Weight loss is a mission for many people, with different opinions on whether breakfast will help or hinder weight loss. For some, breakfast is the most important meal of the day, with a hearty start to the day helping stave off hunger pangs until lunch. Others opt for skipping cereal, toast or otherwise to try to cut out calories. Yet for those who plump for breakfast, what should they eat?

New research has insisted oatmeal can help slimmers “lose weight in two ways”, potentially making it an ideal start to the day.

Website eatingwell.com flagged the grub, which is similar to porridge, as a perfect food choice.

It stated two reasons why this is so, and put: “First, it’s packed with fibre and it keeps you feeling fuller longer.
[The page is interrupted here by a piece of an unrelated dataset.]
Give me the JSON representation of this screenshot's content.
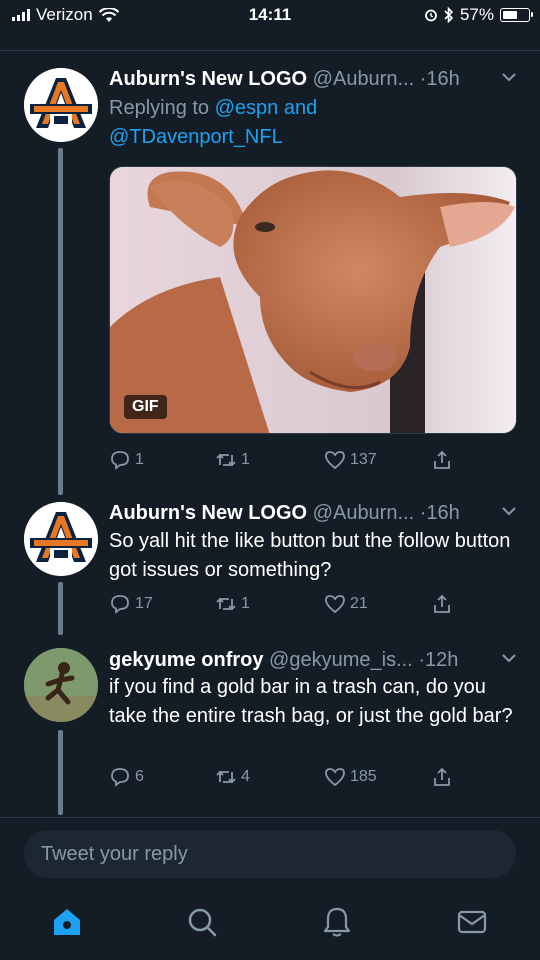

“Second, a recent study in the reported that eating a breakfast made with “slow-release” carbohydrates—such as oatmeal or bran cereal three hours before you exercise may help you burn more fat.”

The data explained this is because slow release carbohydrates do not spike blood sugar like some refined carbohydrates.

It added if the benefits of oatmeal: “In turn, insulin levels don’t spike as high.

“Because insulin plays a role in signaling your body to store fat, having lower blood sugar levels may help you burn fat.”

Therefore oatmeal might be a good choice, particularly for those who fancy a warm meal to start the day.

Meanwhile, Express.co.uk recently reported how an egg sandwich should never be eaten for breakfast, by those wanting slim down.

A classic egg sandwich consists of a fried egg, ham and cheese on a toasted bagel or English muffin.

The egg content could persuade eaters that’s it’s a healthy, protein-filled choice at breakfast time.

However, while such sarnies only have 300 to 400 calories, their macronutrients are highly unbalanced.

According to Livestrong, egg sandwiches have up to four times as much low-quality carbs as protein.

This is because they are only made with one egg and therefore low in protein.

It’s recommended to consume 25-30g of protein for increased satiety and muscle protein synthesis, reported Livestrong.